• Interdiction de l’exploitation des hydrocarbures. L’Assemblée nationale a voté par 316 voix contre 69 (et 47 abstentions) le projet de loi porté par le ministre de la Transition écologique Nicolas Hulot programmant la fin de l’exploitation des hydrocarbures à l’horizon 2040. Plusieurs organisations environnementales comme Les Amis de la Terre ont regretté l’ajout d’un amendement permettant de prolonger les concessions au-delà de 2040 si le titulaire du permis de recherche démontre « qu’une telle limitation ne permet pas de couvrir ses coûts de recherche et d’exploitation ».

  • Sécurité des centrales nucléaires. L’ONG environnementale Greenpeace a dévoilé les conclusions d’un rapport qu’elle a commandé à sept experts selon lesquels les piscines de stockage des combustibles nucléaires usés en France et en Belgique sont mal protégées vis-à-vis de potentielles attaques terroristes. EDF a réagi en affirmant que ses centrales étaient « sûres, bien surveillées et très bien protégées ».

  • Piétonnisation et pollution. L’organisme de surveillance de la qualité de l’air en Île-de-France, Airparif, a publié les résultats d’une enquête étalée sur un an selon laquelle la fermeture à la circulation en septembre 2016 de la voie Georges-Pompidou sur 3,5 km le long de la Seine à Paris n’a eu « aucun impact significatif sur l’exposition des populations » à la pollution. Airparif a constaté une « amélioration de la qualité de l’air le long des quais fermés à la circulation », mais une dégradation « dès la fin de la portion piétonnisée » et sur plusieurs itinéraires de report.

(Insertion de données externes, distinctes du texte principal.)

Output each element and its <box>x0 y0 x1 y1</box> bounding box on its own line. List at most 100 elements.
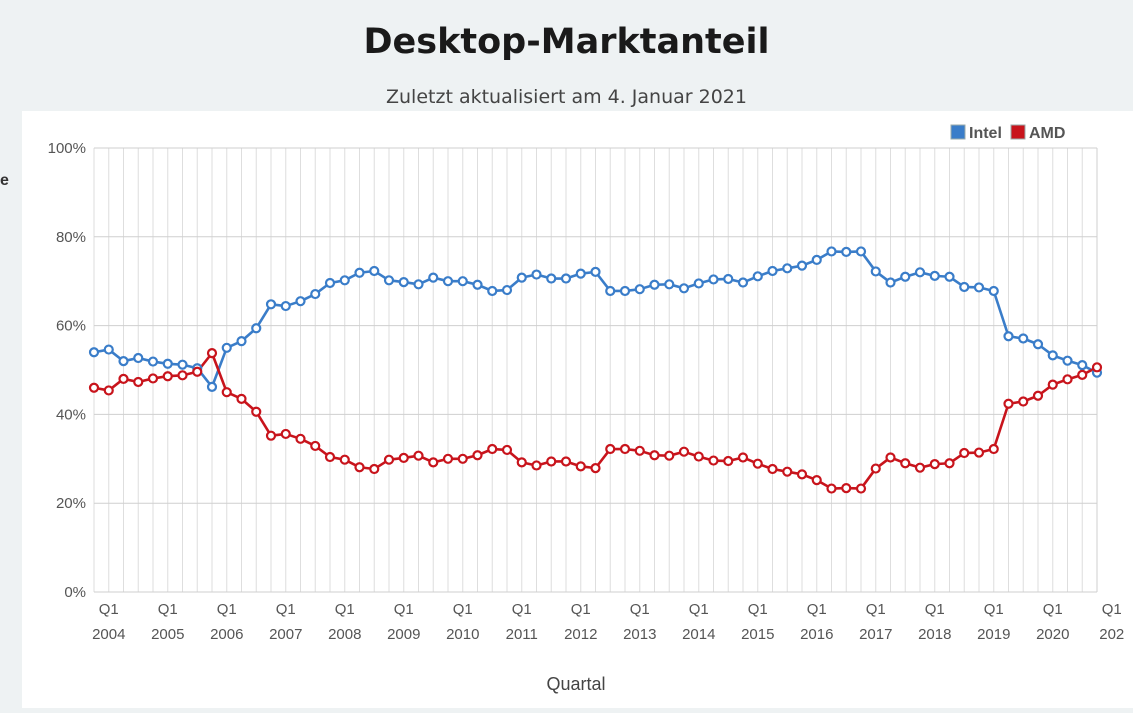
data-point-intel <box>885 277 896 288</box>
x-tick-quarter: Q1 <box>571 601 591 618</box>
data-point-intel <box>251 323 262 334</box>
data-point-intel <box>487 285 498 297</box>
x-tick-year: 2015 <box>741 626 774 643</box>
data-point-amd <box>1032 390 1044 401</box>
data-point-amd <box>605 443 616 455</box>
clipped-edge-label: e <box>0 172 9 189</box>
data-point-intel <box>693 278 704 289</box>
y-tick-label: 60% <box>56 318 86 335</box>
data-point-amd <box>295 433 306 444</box>
data-point-amd <box>826 483 837 494</box>
data-point-intel <box>1062 355 1073 366</box>
x-tick-year: 2006 <box>210 626 243 643</box>
data-point-intel <box>1077 360 1088 371</box>
x-tick-quarter: Q1 <box>453 601 473 618</box>
data-point-intel <box>782 263 793 274</box>
data-point-intel <box>841 246 852 257</box>
x-tick-quarter: Q1 <box>630 601 650 618</box>
data-point-amd <box>428 457 439 468</box>
data-point-intel <box>531 269 542 280</box>
data-point-amd <box>1018 396 1029 407</box>
legend: Intel AMD <box>950 124 1065 142</box>
data-point-amd <box>516 457 527 468</box>
data-point-amd <box>88 382 100 393</box>
data-point-intel <box>973 282 985 293</box>
data-point-intel <box>177 359 188 370</box>
data-point-amd <box>944 458 955 469</box>
x-tick-year: 2008 <box>328 626 361 643</box>
x-axis-label: Quartal <box>546 674 605 694</box>
data-point-amd <box>782 466 793 477</box>
data-point-intel <box>295 296 306 307</box>
data-point-intel <box>133 352 144 364</box>
data-point-amd <box>649 450 660 461</box>
x-tick-year: 2012 <box>564 626 597 643</box>
data-point-intel <box>723 273 734 285</box>
x-tick-year: 2019 <box>977 626 1010 643</box>
grid <box>93 147 1098 593</box>
data-point-intel <box>206 381 218 392</box>
legend-label-intel: Intel <box>969 125 1002 142</box>
x-tick-quarter: Q1 <box>807 601 827 618</box>
data-point-amd <box>251 406 262 417</box>
data-point-intel <box>147 356 159 367</box>
x-tick-quarter: Q1 <box>217 601 237 618</box>
data-point-amd <box>664 450 675 461</box>
data-point-intel <box>413 279 424 290</box>
data-point-amd <box>914 462 926 473</box>
legend-swatch-amd <box>1010 124 1026 140</box>
x-tick-quarter: Q1 <box>984 601 1004 618</box>
data-point-amd <box>354 462 365 473</box>
x-tick-quarter: Q1 <box>394 601 414 618</box>
data-point-amd <box>133 376 144 388</box>
data-point-amd <box>206 348 218 359</box>
y-tick-label: 20% <box>56 495 86 512</box>
data-point-amd <box>855 483 867 494</box>
data-point-intel <box>383 275 395 286</box>
data-point-intel <box>516 272 527 283</box>
data-point-intel <box>796 260 808 271</box>
x-tick-quarter: Q1 <box>512 601 532 618</box>
data-point-amd <box>1062 374 1073 385</box>
data-point-amd <box>1047 379 1058 390</box>
x-tick-quarter: Q1 <box>276 601 296 618</box>
x-tick-year: 2007 <box>269 626 302 643</box>
x-axis-ticks: Q1 2004 Q1 2005 Q1 2006 Q1 2007 Q1 2008 Q1 2009 Q1 20… <box>92 601 1124 643</box>
data-point-intel <box>634 284 645 295</box>
data-point-amd <box>501 444 513 456</box>
data-point-amd <box>310 440 321 452</box>
data-point-intel <box>944 271 955 282</box>
data-point-intel <box>236 336 247 347</box>
chart-title: Desktop-Marktanteil <box>363 22 770 62</box>
x-tick-year: 2020 <box>1036 626 1069 643</box>
data-point-intel <box>959 281 970 293</box>
data-point-amd <box>560 456 572 467</box>
data-point-amd <box>147 373 159 384</box>
data-point-amd <box>811 475 822 486</box>
data-point-amd <box>693 451 704 462</box>
x-tick-quarter: Q1 <box>1102 601 1122 618</box>
y-tick-label: 40% <box>56 406 86 423</box>
x-tick-quarter: Q1 <box>99 601 119 618</box>
y-tick-label: 0% <box>64 584 86 601</box>
legend-label-amd: AMD <box>1029 125 1065 142</box>
data-point-amd <box>472 450 483 461</box>
data-point-intel <box>1032 339 1044 350</box>
x-tick-year: 2004 <box>92 626 125 643</box>
data-point-intel <box>752 271 763 282</box>
data-point-amd <box>280 428 291 440</box>
data-point-amd <box>236 393 247 404</box>
data-point-intel <box>88 347 100 358</box>
x-tick-year: 2017 <box>859 626 892 643</box>
x-tick-quarter: Q1 <box>866 601 886 618</box>
x-tick-quarter: Q1 <box>158 601 178 618</box>
data-point-intel <box>708 274 719 285</box>
data-point-intel <box>664 279 675 290</box>
data-point-amd <box>737 452 749 463</box>
data-point-intel <box>870 266 881 277</box>
data-point-amd <box>767 463 778 475</box>
x-tick-quarter: Q1 <box>748 601 768 618</box>
data-point-intel <box>929 270 940 281</box>
data-point-intel <box>324 277 336 289</box>
data-point-amd <box>265 430 277 441</box>
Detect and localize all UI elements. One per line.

  • Deux prisonniers soupçonnés de préparer un attentat. Deux détenus de droit commun sur le point d’être libérés de la prison de Fresnes (Val-de-Marne) ont été mis en examen vendredi pour association de malfaiteurs terroriste criminelle, a révélé hier soir LCI. Suivis par les services de renseignement pour leur radicalisation, ils sont soupçonnés d’avoir projeté de commettre un attentat à leur libération.

  • Pas d’accord entre les syndicats. Rassemblés hier soir à Montreuil, en Seine-Saint-Denis, des représentants des syndicats CGT, CFDT, FO, CFE-CGC, CFTC, Solidaires, Unsa, FSU et d’organisations de jeunesse n’ont pas réussi à se mettre d’accord sur l’organisation d’une journée de mobilisation contre les réformes du gouvernement. La CGT a appelé à une grève et des manifestations le 19 octobre et les syndicats ont prévu une nouvelle séance de discussion le 24 octobre.